Ensuring Intentional Innovations

Innovationautonomy, and flexibility are just some of the buzz words resonating through our nation’s education reform efforts to provide more local control to schools and teachers. Because the contexts of school communities and students’ lives matter, it is critical to offer avenues through which teachers and school leaders can effectively tailor their schools to the specific needs and strengths of their families.

The White House has been recognizing and celebrating Champions of Change working on the front lines to help students “Win the Future.” Our national government is offering flexibility and incentivizing effective reforms through initiatives such as Race to the Top and the recent NCLB waivers. A few states and districts are encouraging school leaders to implement innovations that will improve student achievement. Colorado, where I am currently working at my second innovation school, thanks to the Innovation Schools Act of 2008, is just one example.

Academic achievement data has continued to reveal a gap for many generations, clearly indicating that what has been done in the past is not working for all students. It is obvious that we must begin to do things differently and do so beyond a few successful pockets. However, before swarms of well-intentioned educators unleash the innovations that our historically failing system needs, let me offer these points of reflection from a practitioner’s perspective,

What are the questions to consider before designing and implementing an innovation at the school and classroom level?”

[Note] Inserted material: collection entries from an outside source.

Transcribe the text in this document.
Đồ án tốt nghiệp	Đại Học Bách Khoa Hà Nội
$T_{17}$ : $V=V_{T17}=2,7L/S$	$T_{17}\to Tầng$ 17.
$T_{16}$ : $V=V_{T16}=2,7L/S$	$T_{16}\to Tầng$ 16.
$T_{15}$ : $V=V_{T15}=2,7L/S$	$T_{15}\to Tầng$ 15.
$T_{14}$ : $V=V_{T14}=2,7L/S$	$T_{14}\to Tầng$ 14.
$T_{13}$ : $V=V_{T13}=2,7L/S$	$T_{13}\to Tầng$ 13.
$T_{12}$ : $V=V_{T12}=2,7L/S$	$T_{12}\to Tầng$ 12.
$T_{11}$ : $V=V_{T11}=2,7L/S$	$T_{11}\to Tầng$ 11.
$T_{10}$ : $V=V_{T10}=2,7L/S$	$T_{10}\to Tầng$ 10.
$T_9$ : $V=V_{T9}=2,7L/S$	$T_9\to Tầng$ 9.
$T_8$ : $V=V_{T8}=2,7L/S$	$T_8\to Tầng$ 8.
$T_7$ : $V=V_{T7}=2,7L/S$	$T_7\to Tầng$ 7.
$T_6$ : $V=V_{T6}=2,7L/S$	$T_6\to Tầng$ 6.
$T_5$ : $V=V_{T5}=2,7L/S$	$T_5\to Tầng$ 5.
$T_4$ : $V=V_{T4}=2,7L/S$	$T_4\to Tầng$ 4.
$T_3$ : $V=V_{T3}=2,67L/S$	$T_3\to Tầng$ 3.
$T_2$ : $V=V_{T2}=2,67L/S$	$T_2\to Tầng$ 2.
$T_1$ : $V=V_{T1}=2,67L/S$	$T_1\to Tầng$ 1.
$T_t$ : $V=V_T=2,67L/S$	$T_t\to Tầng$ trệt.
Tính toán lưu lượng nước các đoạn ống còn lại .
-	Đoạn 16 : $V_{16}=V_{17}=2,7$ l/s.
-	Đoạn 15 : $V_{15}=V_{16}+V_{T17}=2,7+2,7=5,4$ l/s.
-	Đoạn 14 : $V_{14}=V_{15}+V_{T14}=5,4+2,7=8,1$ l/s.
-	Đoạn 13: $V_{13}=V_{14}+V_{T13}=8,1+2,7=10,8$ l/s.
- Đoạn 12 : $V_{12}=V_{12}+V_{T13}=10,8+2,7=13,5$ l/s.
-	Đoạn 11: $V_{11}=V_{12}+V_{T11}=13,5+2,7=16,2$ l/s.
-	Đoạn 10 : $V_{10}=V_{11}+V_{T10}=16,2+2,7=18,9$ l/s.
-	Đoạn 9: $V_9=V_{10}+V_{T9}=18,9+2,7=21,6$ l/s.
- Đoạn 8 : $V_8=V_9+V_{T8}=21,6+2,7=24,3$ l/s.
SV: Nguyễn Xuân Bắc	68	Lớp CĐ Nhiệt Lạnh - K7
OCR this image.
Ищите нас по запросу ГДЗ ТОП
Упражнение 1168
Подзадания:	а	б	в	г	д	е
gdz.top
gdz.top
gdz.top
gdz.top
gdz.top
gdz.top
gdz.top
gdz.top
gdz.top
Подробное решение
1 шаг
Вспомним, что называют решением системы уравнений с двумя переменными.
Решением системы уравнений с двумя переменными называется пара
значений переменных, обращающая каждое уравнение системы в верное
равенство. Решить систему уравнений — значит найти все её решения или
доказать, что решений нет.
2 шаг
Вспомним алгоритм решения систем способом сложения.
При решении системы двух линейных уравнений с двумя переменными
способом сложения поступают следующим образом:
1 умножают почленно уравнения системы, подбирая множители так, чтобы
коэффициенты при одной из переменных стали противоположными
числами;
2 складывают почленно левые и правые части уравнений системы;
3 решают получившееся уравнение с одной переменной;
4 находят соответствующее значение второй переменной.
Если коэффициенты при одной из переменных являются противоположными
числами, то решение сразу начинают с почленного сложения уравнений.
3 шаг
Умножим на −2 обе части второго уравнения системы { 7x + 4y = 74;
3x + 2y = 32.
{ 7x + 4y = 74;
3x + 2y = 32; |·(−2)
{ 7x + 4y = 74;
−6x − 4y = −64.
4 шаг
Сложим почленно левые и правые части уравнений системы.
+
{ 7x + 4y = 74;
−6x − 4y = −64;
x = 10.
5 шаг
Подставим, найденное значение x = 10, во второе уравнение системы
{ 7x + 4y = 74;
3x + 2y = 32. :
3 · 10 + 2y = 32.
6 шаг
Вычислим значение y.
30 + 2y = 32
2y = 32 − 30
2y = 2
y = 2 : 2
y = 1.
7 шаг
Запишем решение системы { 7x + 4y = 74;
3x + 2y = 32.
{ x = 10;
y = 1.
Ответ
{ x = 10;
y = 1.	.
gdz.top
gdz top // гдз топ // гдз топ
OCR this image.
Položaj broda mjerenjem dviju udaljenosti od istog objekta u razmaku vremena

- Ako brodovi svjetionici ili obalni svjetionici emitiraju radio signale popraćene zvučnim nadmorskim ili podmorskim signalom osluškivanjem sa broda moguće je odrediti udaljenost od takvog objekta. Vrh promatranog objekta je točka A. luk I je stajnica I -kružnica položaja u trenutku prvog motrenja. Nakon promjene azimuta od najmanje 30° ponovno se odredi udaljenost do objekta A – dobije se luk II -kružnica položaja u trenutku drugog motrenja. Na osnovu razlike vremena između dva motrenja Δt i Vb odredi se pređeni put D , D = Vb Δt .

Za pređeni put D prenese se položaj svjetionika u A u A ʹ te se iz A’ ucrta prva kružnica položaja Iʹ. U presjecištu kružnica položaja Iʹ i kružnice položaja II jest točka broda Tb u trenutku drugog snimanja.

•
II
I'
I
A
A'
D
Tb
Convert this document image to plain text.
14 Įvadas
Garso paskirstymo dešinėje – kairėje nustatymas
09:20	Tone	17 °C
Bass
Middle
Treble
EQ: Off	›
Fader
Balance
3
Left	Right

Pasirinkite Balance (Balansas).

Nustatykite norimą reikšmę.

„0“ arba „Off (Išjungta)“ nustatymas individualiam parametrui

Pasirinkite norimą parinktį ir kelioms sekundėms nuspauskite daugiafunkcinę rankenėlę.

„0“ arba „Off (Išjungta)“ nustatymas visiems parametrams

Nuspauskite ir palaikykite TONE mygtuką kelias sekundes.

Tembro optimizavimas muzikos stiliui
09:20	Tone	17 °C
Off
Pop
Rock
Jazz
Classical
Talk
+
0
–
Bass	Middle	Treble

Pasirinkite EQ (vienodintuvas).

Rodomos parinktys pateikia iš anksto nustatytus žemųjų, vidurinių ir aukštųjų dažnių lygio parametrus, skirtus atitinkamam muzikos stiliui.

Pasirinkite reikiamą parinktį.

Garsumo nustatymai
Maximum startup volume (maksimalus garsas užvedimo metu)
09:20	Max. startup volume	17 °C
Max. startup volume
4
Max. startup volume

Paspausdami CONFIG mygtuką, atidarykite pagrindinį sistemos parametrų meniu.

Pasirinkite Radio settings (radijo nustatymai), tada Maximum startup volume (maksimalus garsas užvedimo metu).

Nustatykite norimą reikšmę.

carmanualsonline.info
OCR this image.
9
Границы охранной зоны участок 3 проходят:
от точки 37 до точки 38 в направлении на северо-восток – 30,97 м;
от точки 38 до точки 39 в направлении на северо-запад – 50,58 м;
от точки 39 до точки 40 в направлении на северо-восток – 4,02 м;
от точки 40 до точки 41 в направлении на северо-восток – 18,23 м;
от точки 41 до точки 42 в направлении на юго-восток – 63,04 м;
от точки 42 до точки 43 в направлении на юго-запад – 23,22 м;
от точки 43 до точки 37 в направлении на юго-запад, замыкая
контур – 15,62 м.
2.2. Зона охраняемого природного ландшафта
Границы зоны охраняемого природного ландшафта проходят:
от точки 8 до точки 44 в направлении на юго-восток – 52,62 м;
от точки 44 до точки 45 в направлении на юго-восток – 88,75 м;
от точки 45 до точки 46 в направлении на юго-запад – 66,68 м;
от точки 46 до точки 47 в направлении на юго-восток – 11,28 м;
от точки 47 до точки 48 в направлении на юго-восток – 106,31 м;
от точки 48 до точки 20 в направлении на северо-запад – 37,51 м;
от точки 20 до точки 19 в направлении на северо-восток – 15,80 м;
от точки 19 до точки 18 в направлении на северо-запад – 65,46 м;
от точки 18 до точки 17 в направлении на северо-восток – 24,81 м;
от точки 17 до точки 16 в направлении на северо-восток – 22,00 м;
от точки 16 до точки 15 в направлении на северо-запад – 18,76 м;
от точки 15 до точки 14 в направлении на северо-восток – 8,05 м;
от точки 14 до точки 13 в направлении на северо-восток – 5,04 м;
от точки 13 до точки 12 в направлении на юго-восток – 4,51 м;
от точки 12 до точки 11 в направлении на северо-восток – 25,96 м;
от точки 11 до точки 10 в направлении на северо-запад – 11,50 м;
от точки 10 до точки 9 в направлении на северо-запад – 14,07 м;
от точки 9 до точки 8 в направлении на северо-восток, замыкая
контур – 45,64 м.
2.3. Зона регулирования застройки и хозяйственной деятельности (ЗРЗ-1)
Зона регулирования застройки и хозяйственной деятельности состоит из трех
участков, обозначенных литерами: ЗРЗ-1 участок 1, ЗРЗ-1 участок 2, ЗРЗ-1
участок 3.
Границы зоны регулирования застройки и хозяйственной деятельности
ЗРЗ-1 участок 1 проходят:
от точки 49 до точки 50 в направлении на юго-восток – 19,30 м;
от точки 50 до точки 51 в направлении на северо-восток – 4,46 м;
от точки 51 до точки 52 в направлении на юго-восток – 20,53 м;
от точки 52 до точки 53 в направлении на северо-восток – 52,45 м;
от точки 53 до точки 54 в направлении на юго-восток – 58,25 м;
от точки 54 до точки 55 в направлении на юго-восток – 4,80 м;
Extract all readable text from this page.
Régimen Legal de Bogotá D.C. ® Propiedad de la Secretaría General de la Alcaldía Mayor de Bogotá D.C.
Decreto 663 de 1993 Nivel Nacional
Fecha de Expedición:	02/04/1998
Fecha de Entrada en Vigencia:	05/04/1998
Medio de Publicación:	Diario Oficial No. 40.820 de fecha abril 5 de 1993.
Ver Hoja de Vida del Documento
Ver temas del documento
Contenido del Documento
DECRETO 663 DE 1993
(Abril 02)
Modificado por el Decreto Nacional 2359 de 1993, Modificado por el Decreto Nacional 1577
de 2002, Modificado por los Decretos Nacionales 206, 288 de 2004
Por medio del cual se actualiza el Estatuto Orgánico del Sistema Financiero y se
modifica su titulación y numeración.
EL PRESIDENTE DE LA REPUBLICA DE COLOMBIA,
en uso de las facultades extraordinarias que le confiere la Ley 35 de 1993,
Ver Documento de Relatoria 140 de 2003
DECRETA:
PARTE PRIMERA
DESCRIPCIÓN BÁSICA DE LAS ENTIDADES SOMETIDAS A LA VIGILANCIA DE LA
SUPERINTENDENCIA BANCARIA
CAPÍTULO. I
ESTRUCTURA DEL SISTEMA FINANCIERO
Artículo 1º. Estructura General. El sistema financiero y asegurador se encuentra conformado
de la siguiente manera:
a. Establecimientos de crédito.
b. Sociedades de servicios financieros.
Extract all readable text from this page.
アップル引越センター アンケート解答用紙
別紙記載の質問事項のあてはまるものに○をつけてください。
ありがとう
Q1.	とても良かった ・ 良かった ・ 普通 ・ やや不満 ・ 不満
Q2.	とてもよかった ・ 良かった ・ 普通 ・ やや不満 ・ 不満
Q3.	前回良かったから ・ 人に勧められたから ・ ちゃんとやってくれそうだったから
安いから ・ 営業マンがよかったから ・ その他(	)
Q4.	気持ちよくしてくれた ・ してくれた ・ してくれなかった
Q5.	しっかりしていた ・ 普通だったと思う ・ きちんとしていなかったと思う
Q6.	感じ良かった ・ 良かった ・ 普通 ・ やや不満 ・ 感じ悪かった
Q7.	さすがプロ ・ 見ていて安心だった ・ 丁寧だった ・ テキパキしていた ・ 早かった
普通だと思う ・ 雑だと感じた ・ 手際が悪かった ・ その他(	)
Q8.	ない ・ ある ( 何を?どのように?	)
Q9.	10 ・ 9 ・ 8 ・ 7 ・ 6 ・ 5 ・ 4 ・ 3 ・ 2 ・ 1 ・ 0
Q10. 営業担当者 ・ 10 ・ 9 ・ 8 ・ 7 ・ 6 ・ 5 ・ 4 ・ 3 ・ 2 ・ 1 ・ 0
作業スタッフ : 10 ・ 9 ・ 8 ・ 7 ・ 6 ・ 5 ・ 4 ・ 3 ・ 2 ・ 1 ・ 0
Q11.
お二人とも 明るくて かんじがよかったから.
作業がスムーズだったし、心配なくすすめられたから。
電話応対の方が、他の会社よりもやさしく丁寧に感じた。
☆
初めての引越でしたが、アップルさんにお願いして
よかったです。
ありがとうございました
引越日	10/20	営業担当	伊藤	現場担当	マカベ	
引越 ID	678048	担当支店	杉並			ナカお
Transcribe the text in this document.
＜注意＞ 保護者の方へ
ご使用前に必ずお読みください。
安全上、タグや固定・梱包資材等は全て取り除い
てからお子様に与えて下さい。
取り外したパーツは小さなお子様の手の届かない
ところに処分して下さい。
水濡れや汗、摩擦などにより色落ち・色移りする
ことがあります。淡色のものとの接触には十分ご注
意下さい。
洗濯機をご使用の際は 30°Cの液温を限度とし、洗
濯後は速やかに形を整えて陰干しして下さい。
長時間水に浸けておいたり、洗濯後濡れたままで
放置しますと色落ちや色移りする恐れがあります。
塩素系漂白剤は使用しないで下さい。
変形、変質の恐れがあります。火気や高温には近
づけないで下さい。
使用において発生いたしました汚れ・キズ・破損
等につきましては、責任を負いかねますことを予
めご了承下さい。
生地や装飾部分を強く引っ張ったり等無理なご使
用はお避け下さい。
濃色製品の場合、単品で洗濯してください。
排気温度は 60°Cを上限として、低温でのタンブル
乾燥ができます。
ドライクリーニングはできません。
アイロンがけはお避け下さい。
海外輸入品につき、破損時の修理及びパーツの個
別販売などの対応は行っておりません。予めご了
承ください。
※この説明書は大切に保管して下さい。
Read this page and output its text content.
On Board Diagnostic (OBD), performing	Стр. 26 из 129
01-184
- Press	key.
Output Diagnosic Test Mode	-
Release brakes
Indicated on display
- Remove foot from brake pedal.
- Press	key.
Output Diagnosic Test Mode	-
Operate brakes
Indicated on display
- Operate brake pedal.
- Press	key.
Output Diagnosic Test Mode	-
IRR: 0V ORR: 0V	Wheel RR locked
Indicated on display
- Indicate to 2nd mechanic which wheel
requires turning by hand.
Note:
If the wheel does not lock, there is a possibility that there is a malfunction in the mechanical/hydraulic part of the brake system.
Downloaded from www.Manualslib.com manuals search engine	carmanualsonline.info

  1. To what end are we designing and implementing this reform?
  2. If the answer to the first question is, “improved academic achievement as measured by growth on standardized tests,” of what longer term, desired outcome are we hoping improved academic achievement is an indicator?
  3. What rich body of research proves that this idea has a significant chance to achieve the longer-term, intended outcome?
  4. What are the unintended consequences of this proposed program? Is it possible that while it may increase test scores, it could also be a detriment towards our larger purpose and vision for educating youth?
  5. Before we design and implement this reform, have all stakeholders (students, teachers, families, etc.) agreed on what the problem is that we are trying to address with this innovation? Do most stakeholders agree on what the root-causes are of this problem?
  1. What are the resources we need to implement this reform with integrity through the depth of its intention and across the breadth of its scale with fidelity? (qualified staff, funding, facility, etc.)

Now that we have vetted our plan with these questions, “How can district, state, and federal policies support the design and implementation of these thoroughly vetted innovations?”

  1. Ensure that school leaders, while being held highly accountable, have full capacity to manage all available resources (including financial ones) in order to focus the application of them towards the reform’s intended outcome.
  2. Ensure full transparency about what resources are available.
  3. Encourage directors of centralized systems to be as flexible as possible when asked by school leaders to provide services that lie outside of the typical way their resource has been used in the past.

If reform leaders use the first six questions to carefully vet their plans and policymakers support those that survive this rigorous vetting process in the three ways listed above, we would see a dramatic increase in both the effectiveness and sustainability of those ideas currently waiting in the innovation bullpen.